In Van Duren v. Rzasa-Ormes, the plaintiff and defendant were originally partners in a business venture. 926 A.2d 372, 374 (N.J. Sup. Ct. 2007). After a dispute arose, the parties executed a "Binding Arbitration Agreement" that stated that the arbitration award was "not subject to an appeal to any authority in any forum. Id. at 374-375. The plaintiff sought to confirm the arbitrator's ultimate award, and the defendant cross-moved for vacatur. Id. at 376. The trial court confirmed the award for reasons unrelated to the appealability clause, and the defendant appealed. Id. at 377. The Superior Court of New Jersey held that an agreement limiting appealability is enforceable when entered into by two parties of equal bargaining power, but only to the extent that the agreement does not preclude all judicial review. Id. at 381. Because the trial court did review the award despite the appealability clause, the defendant obtained meaningful judicial review. Id. The clause therefore operated to bar the appellate court from reviewing the award, and the court dismissed the appeal. Id. at 382. Other courts have ruled in accord with Van Duren and enforced clauses limiting the ability to appeal arbitration awards. See, e.g., MACTEC, Inc. v. Gorelick, 427 F.3d 821, 830 (10th Cir. 2005).

In sum, arbitration awards are seemingly difficult to appeal, but parties are frequently required to litigate such appeals. By contractually limiting the scope of judicial review, parties may save time and money.

Conclusion

Attorneys' fees and other litigation expenses have increased the costs of arbitration dramatically. For arbitration to remain a viable alternative to actual lawsuits, these costs will have to be substantially reduced.

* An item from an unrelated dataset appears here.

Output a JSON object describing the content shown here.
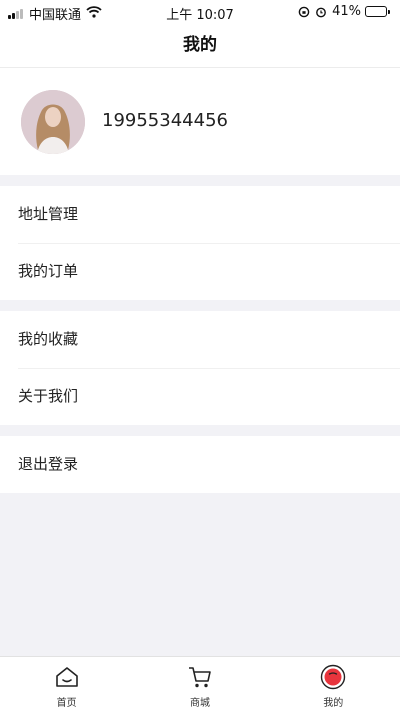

Among the possibilities for reducing arbitration costs are early voluntary and involuntary mediation; carefully designed scheduling orders and early scheduling conferences; strict limits on discovery – either agreed upon by the parties or imposed by the arbitrators; the use of dispositive motions; shortened evidentiary hearings; and prospective limits on appeal. Only through the use of these and other devices for cost reduction and simplification will the use of arbitration continue to be an effective tool for parties and their counsel.